- Location: Mexico
- Coordinates: 14°55′48″N 92°43′48″W﻿ / ﻿14.93000°N 92.73000°W
- Area: 144,848 hectares (559.26 sq mi)
- Designation: biosphere reserve
- Designated: 1995 (national) 2006 (international)
- Governing body: National Commission of Natural Protected Areas

Ramsar Wetland
- Official name: Reserva de la Biosfera La Encrucijada
- Designated: 20 March 1996
- Reference no.: 815

= La Encrucijada Biosphere Reserve =

Biosphere reserve in Mexico

La Encrucijada Biosphere Reserve (Reserva de la Biósfera La Encrucijada) (established 2006) is a UNESCO Biosphere Reserve situated in the Pacific Coastal Lowlands physiographic region of Mexico. It covers 144,848 ha stretching over six municipalities in the Costa de Chiapas (Pijijiapan, Mapastepec, Acapetahua, Villa Comaltitlan, Huixtla and Mazatán). It is composed of two large coastal lagoon systems that correspond to two core areas (La Encricijada and Palmarcito), and a wide variety of natural ecosystems including mangroves, zapotonales, tule swamps and marshes, as well as patches of tropical seasonal forest, coastal dunes and palm trees.

Eleven major rivers and their tributaries enter this ecosystem forming coastal lagoons where freshwater is mixed with sea water and the main activity is shrimp fishing.
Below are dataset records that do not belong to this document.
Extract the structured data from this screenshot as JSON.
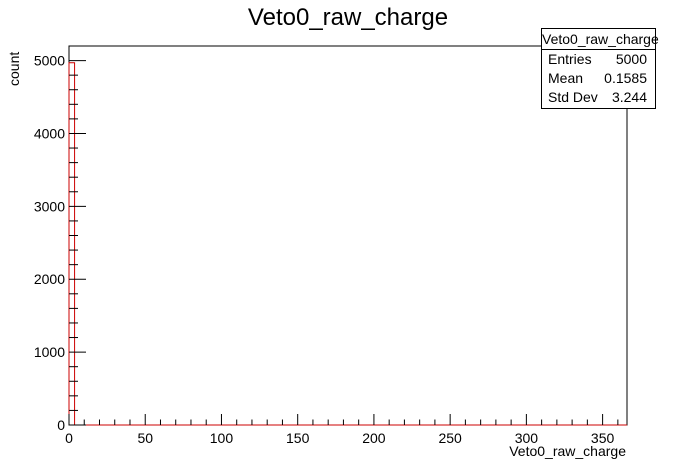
{
  "chart_data": {
    "type": "bar",
    "title": "Veto0_raw_charge",
    "xlabel": "Veto0_raw_charge",
    "ylabel": "count",
    "xlim": [
      0,
      366
    ],
    "ylim": [
      0,
      5200
    ],
    "x_ticks": [
      "0",
      "50",
      "100",
      "150",
      "200",
      "250",
      "300",
      "350"
    ],
    "y_ticks": [
      "0",
      "1000",
      "2000",
      "3000",
      "4000",
      "5000"
    ],
    "bins": [
      {
        "x_low": 0,
        "x_high": 3.66,
        "value": 4970
      },
      {
        "x_low": 3.66,
        "x_high": 366,
        "value": 0
      }
    ],
    "line_color": "#cc0000",
    "grid": false,
    "stats": {
      "name": "Veto0_raw_charge",
      "entries_label": "Entries",
      "entries": "5000",
      "mean_label": "Mean",
      "mean": "0.1585",
      "std_label": "Std Dev",
      "std": "3.244"
    }
  }
}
Biological diversity and richness of the site is extraordinary and includes a number of wildlife species such as jaguars, river crocodiles and alligators, spider monkeys, and more than three hundred species of birds, one hundred of which are migratory.

Approximately 29,300 people live in the biosphere reserve and are mainly engaged in four economic activities: fishing, agriculture, stockbreeding, and tourism.

Major habitats and land cover types include 41,243 ha of mangroves, 16224 ha of coastal savana, 31443 ha of popales and tule marshes, 741 ha of coastal dunes, and 7177 ha of water bodies. The marine area extends over 29,214 ha and agricultural and stockbreeding areas cover 28,816 ha.